Committee Continues Examination of the Chemicals in Commerce Act
WASHINGTON, DC – The Subcommittee on Environment and the Economy, chaired by Rep. John Shimkus (R-IL), today continued its review of draft legislation to reform the Toxic Substances Control Act (TSCA). The Chemicals in Commerce Act (CICA), authored by Chairman Shimkus, aims to improve public confidence in the safety of chemicals produced and used in the United States, and to facilitate interstate commerce in American-made chemicals and the products that contain them. The subcommittee reviewed an initial draft of the legislation in March. The subcommittee today reviewed an updated draft, which reflects changes from members on both sides of the aisle, stakeholders, and the administration.
"Since our March 12 hearing on the original discussion draft of the Chemicals in Commerce Act we’ve been working on a bipartisan basis to find common ground. The revised discussion draft before you today contains several significant changes from the earlier version," said Shimkus. "I appreciate all of our committee colleagues who have put so much time and effort into this legislative effort. TSCA reform is neither easy nor simple, and there is still no guarantee that we will succeed in forging a consensus bill this year.

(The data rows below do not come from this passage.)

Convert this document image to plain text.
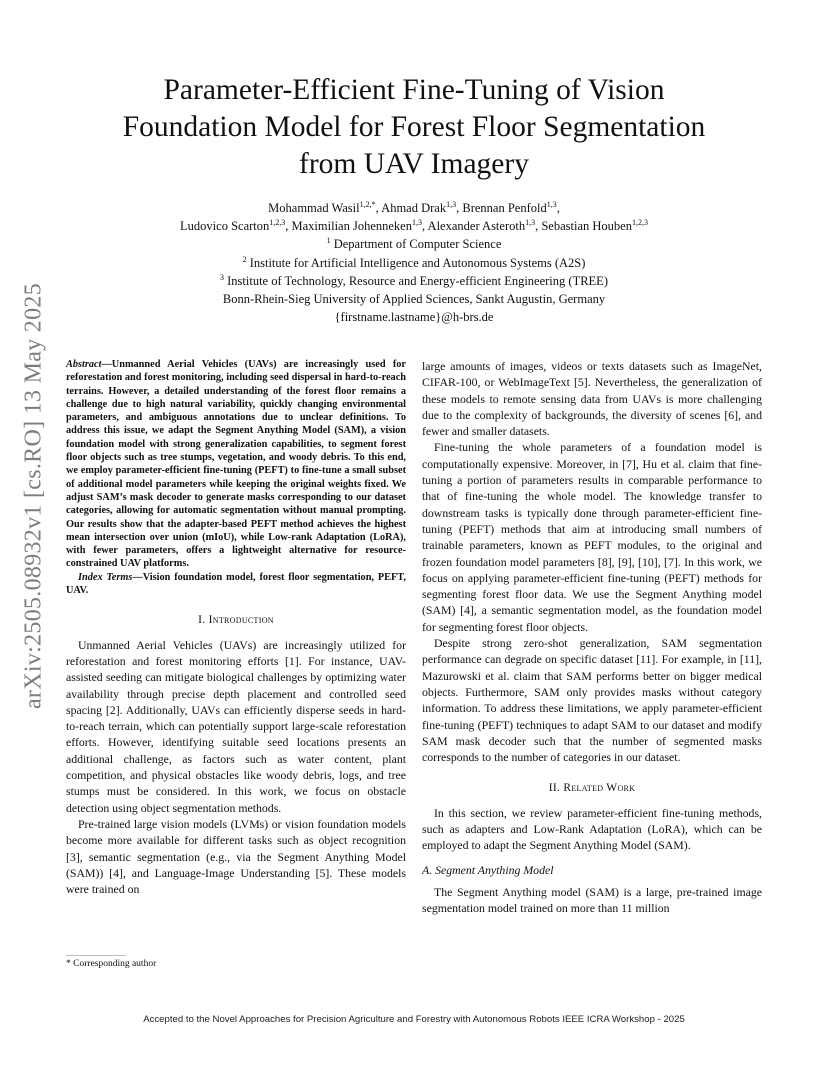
arXiv:2505.08932v1 [cs.RO] 13 May 2025
Parameter-Efficient Fine-Tuning of Vision
Foundation Model for Forest Floor Segmentation
from UAV Imagery
Mohammad Wasil$^{1,2,*}$, Ahmad Drak$^{1,3}$, Brennan Penfold$^{1,3}$,
Ludovico Scarton$^{1,2,3}$, Maximilian Johenneken$^{1,3}$, Alexander Asteroth$^{1,3}$, Sebastian Houben$^{1,2,3}$
$^1$ Department of Computer Science
$^2$ Institute for Artificial Intelligence and Autonomous Systems (A2S)
$^3$ Institute of Technology, Resource and Energy-efficient Engineering (TREE)
Bonn-Rhein-Sieg University of Applied Sciences, Sankt Augustin, Germany
{firstname.lastname}@h-brs.de

Abstract—Unmanned Aerial Vehicles (UAVs) are increasingly used for reforestation and forest monitoring, including seed dispersal in hard-to-reach terrains. However, a detailed understanding of the forest floor remains a challenge due to high natural variability, quickly changing environmental parameters, and ambiguous annotations due to unclear definitions. To address this issue, we adapt the Segment Anything Model (SAM), a vision foundation model with strong generalization capabilities, to segment forest floor objects such as tree stumps, vegetation, and woody debris. To this end, we employ parameter-efficient fine-tuning (PEFT) to fine-tune a small subset of additional model parameters while keeping the original weights fixed. We adjust SAM’s mask decoder to generate masks corresponding to our dataset categories, allowing for automatic segmentation without manual prompting. Our results show that the adapter-based PEFT method achieves the highest mean intersection over union (mIoU), while Low-rank Adaptation (LoRA), with fewer parameters, offers a lightweight alternative for resource-constrained UAV platforms.

Index Terms—Vision foundation model, forest floor segmentation, PEFT, UAV.

I. Introduction

Unmanned Aerial Vehicles (UAVs) are increasingly utilized for reforestation and forest monitoring efforts [1]. For instance, UAV-assisted seeding can mitigate biological challenges by optimizing water availability through precise depth placement and controlled seed spacing [2]. Additionally, UAVs can efficiently disperse seeds in hard-to-reach terrain, which can potentially support large-scale reforestation efforts. However, identifying suitable seed locations presents an additional challenge, as factors such as water content, plant competition, and physical obstacles like woody debris, logs, and tree stumps must be considered. In this work, we focus on obstacle detection using object segmentation methods.

Pre-trained large vision models (LVMs) or vision foundation models become more available for different tasks such as object recognition [3], semantic segmentation (e.g., via the Segment Anything Model (SAM)) [4], and Language-Image Understanding [5]. These models were trained on

* Corresponding author

large amounts of images, videos or texts datasets such as ImageNet, CIFAR-100, or WebImageText [5]. Nevertheless, the generalization of these models to remote sensing data from UAVs is more challenging due to the complexity of backgrounds, the diversity of scenes [6], and fewer and smaller datasets.

Fine-tuning the whole parameters of a foundation model is computationally expensive. Moreover, in [7], Hu et al. claim that fine-tuning a portion of parameters results in comparable performance to that of fine-tuning the whole model. The knowledge transfer to downstream tasks is typically done through parameter-efficient fine-tuning (PEFT) methods that aim at introducing small numbers of trainable parameters, known as PEFT modules, to the original and frozen foundation model parameters [8], [9], [10], [7]. In this work, we focus on applying parameter-efficient fine-tuning (PEFT) methods for segmenting forest floor data. We use the Segment Anything model (SAM) [4], a semantic segmentation model, as the foundation model for segmenting forest floor objects.

Despite strong zero-shot generalization, SAM segmentation performance can degrade on specific dataset [11]. For example, in [11], Mazurowski et al. claim that SAM performs better on bigger medical objects. Furthermore, SAM only provides masks without category information. To address these limitations, we apply parameter-efficient fine-tuning (PEFT) techniques to adapt SAM to our dataset and modify SAM mask decoder such that the number of segmented masks corresponds to the number of categories in our dataset.

II. Related Work

In this section, we review parameter-efficient fine-tuning methods, such as adapters and Low-Rank Adaptation (LoRA), which can be employed to adapt the Segment Anything Model (SAM).

A. Segment Anything Model

The Segment Anything model (SAM) is a large, pre-trained image segmentation model trained on more than 11 million

Accepted to the Novel Approaches for Precision Agriculture and Forestry with Autonomous Robots IEEE ICRA Workshop - 2025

All I can promise is my best effort working directly with my colleagues on both sides of the aisle to get there."
Environmental Protection Agency Assistant Administrator Jim Jones also expressed a willingness to work with members toward reform, stating, "We at the EPA remain committed to working with this committee and others in both the House and Senate, members of the public, the environmental community, the chemical industry, the states, and other stakeholders to improve and update TSCA."
Mark Greenwood, an environmental attorney and former EPA official tasked with TSCA implementation, offered an historical perspective on the current law and discussed the importance of the draft legislation in "setting a new direction for that program." He expressed, "The CICA discussion draft that is before the subcommittee today would achieve important substantive changes to TSCA and would substantially improve EPA’s ability to protect human health and the environment."
President and CEO of the American Chemistry Council Cal Dooley called the updated draft "an appropriate step forward in TSCA reform" and stated, "The CICA will go a long way to making chemical regulation in the U.S. both more effective and efficient. Under the revised discussion draft, EPA, the American public and American manufacturers would have the information they need to make well informed decisions about chemicals in commerce."
Len Sauers, Vice President of Global Sustainability, Product Safety and Regulatory Affairs at the Proctor & Gamble Company, praised the members’ TSCA reform efforts and encouraged the committee to move forward with a solution. "Many hours of member and stakeholder discussions have led to this newest discussion draft of the proposed Chemicals in Commerce Act, which we believe reflects the serious intent of this subcommittee to improve public confidence in our nation’s chemical management system while preserving innovation flexibility and the free flow of U.S. commerce," said Sauers. "The time for action is now. Never before in the 38-year history of TSCA has there been such bipartisan interest in both houses of Congress to modernize the statute."
Full Committee Chairman Fred Upton (R-MI) concluded, "This law has not been updated in nearly 40 years. It has been a challenging task, but this draft bill gets us even closer toward our objective of a commonsense law that protects the public health and further encourages our manufacturing renaissance."